Monday, January 11, 2010

Infrastructure lending is high growth area

Infrastructure lending is high growth area
The Hindu Business Line, January, 11, 2010, Page 3

K. Ram Kumar Priya Nair

Infrastructure lending has emerged as a high growth area for Indian banks in the current financial year amidst the overall slack in credit growth.

At a time when India is showing the ‘promise' of achieving a 7.0-7.5 per cent GDP growth when advanced economies are trying hard to come out of recession, it is a no-brainer that only infrastructure – mainly power, roads, ports, airports, and oil rigs – build-up can ensure continued socio-economic development on sustainable basis.

Notwithstanding the fact that they face serious asset-liability mismatches and get little support by way of tax concessions (despite making innumerable representations to the Finance Ministry in the last few years), banks have risen to the challenge of financing infrastructure projects.

As per the latest available Reserve Bank of India data, year-on-year (as on August 28, 2009), banks clocked a robust 44.7 per cent growth in credit to the infrastructure sector (or Rs 93,647 crore in absolute terms) as compared with 36.1 per cent growth (or Rs 55,533 crore) .

Overall, the year-on-year credit growth as on August 28, 2009 was subdued at 13.3 per cent (or Rs 3,08,718 crore) as compared with 26.5 per cent (or Rs 4,84,805 crore) as on August 29, 2008.

Given that infrastructure project developers are showing robust appetite for credit, bankers are laying much store by this segment of borrowers to grow their balance sheets.

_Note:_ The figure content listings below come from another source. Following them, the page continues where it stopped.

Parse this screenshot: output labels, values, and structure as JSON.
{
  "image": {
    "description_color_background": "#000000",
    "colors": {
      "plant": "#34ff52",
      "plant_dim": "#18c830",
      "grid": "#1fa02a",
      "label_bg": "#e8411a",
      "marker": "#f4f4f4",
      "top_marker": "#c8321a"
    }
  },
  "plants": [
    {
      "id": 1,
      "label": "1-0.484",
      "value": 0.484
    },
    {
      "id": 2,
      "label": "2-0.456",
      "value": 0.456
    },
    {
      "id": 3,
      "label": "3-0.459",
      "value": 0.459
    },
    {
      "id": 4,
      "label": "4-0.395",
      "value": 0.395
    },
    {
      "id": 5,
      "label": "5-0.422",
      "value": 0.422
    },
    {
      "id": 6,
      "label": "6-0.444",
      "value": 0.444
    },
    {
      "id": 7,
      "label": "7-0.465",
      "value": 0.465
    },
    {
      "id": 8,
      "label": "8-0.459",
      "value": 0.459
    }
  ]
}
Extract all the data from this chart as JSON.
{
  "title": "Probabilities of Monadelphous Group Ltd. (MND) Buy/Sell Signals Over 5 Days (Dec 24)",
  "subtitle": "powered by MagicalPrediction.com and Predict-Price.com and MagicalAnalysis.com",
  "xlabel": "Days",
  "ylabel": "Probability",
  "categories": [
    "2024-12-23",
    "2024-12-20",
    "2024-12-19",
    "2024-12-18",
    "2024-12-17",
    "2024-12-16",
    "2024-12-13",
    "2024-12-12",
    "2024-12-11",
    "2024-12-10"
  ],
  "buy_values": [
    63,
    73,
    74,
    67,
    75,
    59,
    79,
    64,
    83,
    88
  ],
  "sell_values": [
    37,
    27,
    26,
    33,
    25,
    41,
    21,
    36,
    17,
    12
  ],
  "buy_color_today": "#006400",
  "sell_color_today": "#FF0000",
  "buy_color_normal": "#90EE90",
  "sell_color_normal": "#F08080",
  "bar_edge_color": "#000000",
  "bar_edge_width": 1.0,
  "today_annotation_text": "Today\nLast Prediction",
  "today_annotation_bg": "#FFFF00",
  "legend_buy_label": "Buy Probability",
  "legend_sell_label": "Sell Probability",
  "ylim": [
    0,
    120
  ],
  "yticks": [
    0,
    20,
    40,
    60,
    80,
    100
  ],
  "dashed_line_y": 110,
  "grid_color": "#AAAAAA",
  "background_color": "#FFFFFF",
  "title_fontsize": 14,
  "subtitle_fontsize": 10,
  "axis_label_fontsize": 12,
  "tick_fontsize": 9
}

They are hoping that in the coming few quarters, drawals will begin from their ‘healthy' loan sanctions pipeline, which currently is estimated to run into a few thousand crore rupees for each bank.

In the context of the Prime Minister's latest statement at the Pravasi Bharatiya Divas 2010 function in Delhi late last week that the country will return to a 9-10 per cent growth trajectory in the next couple of years, bankers feel that it is imperative that the Government as well as the Reserve Bank of India put in place enabling measures that will encourage infrastructure lending.

Enabling measures

What are the enabling measures that the banks are seeking?

Banks have moved the Finance Ministry seeking the benefit of tax deduction in respect of income received from financing infrastructure projects via introduction of a new section (Section 80LB) in the Income-Tax Act, 1961.

They want 100-per-cent tax deduction on income earned from infrastructure financing for five consecutive years beginning with assessment year 2011-12 and 50 per cent deduction for the subsequent five consecutive assessment years. “If tax deduction is allowed, then banks will be more enthusiastic about lending to infrastructure projects. As our post-tax yield will be higher, we will be in a position to charge project developers lower interest rates,” said a senior official of a public sector bank.

According to the Indian Banks' Association, the primary constraints for banks in financing infrastructure projects arise from their funding structure and applicable liquidity ratios (cash reserve ratio and statutory liquidity ratio).

While banks' resources are mainly in the form of deposits, which are typically of maturities up to three years, infrastructure projects require long-term financing i.e. for tenures extending beyond 15 years.

Apart from asset-liability mismatch, interest rate risk and pricing are also key issues. “With regard to infrastructure lending, there is an overall asset-liability mismatch because funds are required for 14-15 years, but deposits are of shorter maturity. Today, all banks are supporting infrastructure lending. But going ahead, individual sectoral gaps could arise. Whether we can meet sectoral requirements is a big question,” said Mr M.D. Mallya, Chairman and Managing Director, Bank of Baroda.

Take-out financing

Bankers are hoping that ‘take-out' financing, which has been a long time coming, takes off this time round.

Take-out financing, which was mooted over a decade ago by IDFC and State Bank of India, is a mechanism designed to enable banks to avoid asset-liability maturity mismatches that could arise out of extending long-term loans to infrastructure projects.

Under this mechanism, banks financing infrastructure projects enter into an arrangement with a financial institution to transfer, say after seven years, to the latter the outstanding on their books.Given the multiplier effects of infrastructure projects, the time may be ripe for the Government and the RBI to make small concessions to banks so that 9-10 per cent growth envisaged by the Prime Minister in the coming few years can become a reality.